陈若安走出洞窟,陆瑾在繁花开遍的路旁驻足等候,看见夏禾撑伞蹦跳出去后,陆瑾不禁问道:“陪伴你那么长时间的伞,说送就送了?”
“她更需要。”
陆瑾又说:“这女娃娃面临的问题,不止一个异香啊,还有这神通牵扯的一系列事情。”
“我知道。”
藤山的修行基于药浴打造的基础,药剂会强化夏禾在药浴中激发的异能“息肌”,这与消除“息肌”影响的心愿相悖。
可要让她转投旁门,估计没有哪家流派愿意接手这么一个烫手山芋。
狐狸能够预见夏禾本来的命运——
在藤山前辈的带领下,逐个拜访各家流派,然后一一遭受拒绝,十岁的姑娘在无数次的“否定”中陷入自我怀疑,由悲切和抵抗逐渐转向沉默和绝望。
然后,不在沉默中爆发,就在沉默中灭亡。被逐出门墙是必然的结果。
“倘若孩子的父母准许,我会让她转去全真,一方面能加强内修,更好控制自身的能力,另一方面,全真龙门注重性修,更容易应对神魂的考验,按照洞天的脾气,我甚至不怀疑他会给弟子设置‘息肌’的试炼关卡。
“俗世方面的话,京都的教育很不错。”
更巧的是,狐狸在圈内圈外都有一点不错的人脉。
陆瑾沉思片刻,说道:“你好像对这娃娃很上心。”
陈若安遥望着穿梭山野的身影,笑道:“一个足够倔强,不愿意给人添麻烦,不会放弃自己的小姑娘,本身就足够可爱,足够讨人喜欢。”
“她尽管努力,剩下的好运就交给半吊子的狐仙。”
陆瑾正听着狐狸的话,口袋中的手机响起了。
山中信号不佳,费了好大力气,他才听完家中子弟的汇报。
对刺杀一事的调查显然不如人愿,犯事者出身国际极恶组织“名录”,这群恶人所信奉的“恶”,很有可能是一种特殊病毒。
“名录”成员根据体内病毒的含量划分等级,下级对上级存在绝对服从,这种无法逾越的等级制度几百年未变,直到十年前一名成员打破了等级的桎梏,成功叛逃,返回了东方。
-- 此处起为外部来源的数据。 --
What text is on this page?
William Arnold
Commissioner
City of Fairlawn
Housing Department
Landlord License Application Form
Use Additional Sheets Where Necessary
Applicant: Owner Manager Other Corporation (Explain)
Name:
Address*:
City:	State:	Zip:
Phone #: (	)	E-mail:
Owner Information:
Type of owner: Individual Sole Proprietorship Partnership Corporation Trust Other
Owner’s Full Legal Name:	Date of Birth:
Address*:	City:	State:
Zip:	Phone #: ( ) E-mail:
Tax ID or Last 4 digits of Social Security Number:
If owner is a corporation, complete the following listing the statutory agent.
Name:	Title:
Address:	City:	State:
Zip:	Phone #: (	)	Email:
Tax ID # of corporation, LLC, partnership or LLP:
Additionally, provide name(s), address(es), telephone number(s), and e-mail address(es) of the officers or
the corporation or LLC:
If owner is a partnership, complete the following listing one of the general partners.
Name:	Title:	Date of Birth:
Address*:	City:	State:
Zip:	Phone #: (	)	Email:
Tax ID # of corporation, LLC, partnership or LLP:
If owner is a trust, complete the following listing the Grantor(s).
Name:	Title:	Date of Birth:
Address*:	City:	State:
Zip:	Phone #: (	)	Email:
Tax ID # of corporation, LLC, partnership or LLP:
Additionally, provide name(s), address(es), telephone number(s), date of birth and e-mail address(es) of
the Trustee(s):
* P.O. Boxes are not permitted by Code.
这一案例,明显在“名录”上层的心中种下了不安的种子,所以上层要不择手段找到陆家孙媳,然后痛下杀手。
令陆瑾头疼的是,孙媳妇体内的病毒具有类似逆转录病毒的特征,能将自身的DNA插入人体细胞DNA,成为人类基因组的一部分,代代遗传。
换句话说,陆玲珑同样具有被“恶”感召的可能,或成为“名录”暗杀的对象。
“名录”成员的畸变和特殊能力,源自病毒感染引发的病症,和传统的炼炁、炼金体系有本质不同。
异人对“名录”成员的防范和甄别几乎到了地狱难度,这也是那名刺杀者能轻松绕过陆家人视线,成功潜入陆家大宅的重要原因之一。
“糟心事真是一件接着一件呐。”
敌暗我明,又是国际势力,陆瑾真无从下手。
和“哪都通”的沟通配合还需他亲自出面,孙子和孙媳儿那边的防范同样要加力,思来想去,陆瑾甚至产生了一种要全面开战的不祥预感。
“安老哥,帮我照顾玲珑几天,陆家最近估计要忙了。”
家族事务繁杂,以“一生无瑕”的性子,不便轻易开口求人相助。
可长辈照拂晚辈,本就是亲情之中再寻常不过的事,因此陆瑾说起这话时,全然没有半分顾忌。
“可以是可以,但我要去一趟白云观。”
“这好办呐,让玲珑一起转投就是了,而且京都的教育资源也不错,地界也安稳,陆家的能量够足,一切都能安排妥当了。”
陆瑾拍拍陈若安的肩膀:“度过这段特殊期,回头我请你吃洋玩意儿的鸡。”
“什么鸡?”陈若安问道。
“在你消失这几年新开的店面,啃得鸡。”
“我去?”陈若安陷入了沉思,原来早在千禧年,喜欢做鸡的老爷爷就把店铺开到中国了。
陈若安的前世,家处一个不太富裕的小县城,印象中,02年才开了第一家啃得鸡的店。
对当时的他来讲,透明橱柜中陈列的炸鸡、汉堡、薯条和各式各样的小甜品,几乎是梦寐以求的存在,一些同学吃鸡块所获得的联名小公仔,有时会令他羡慕很久。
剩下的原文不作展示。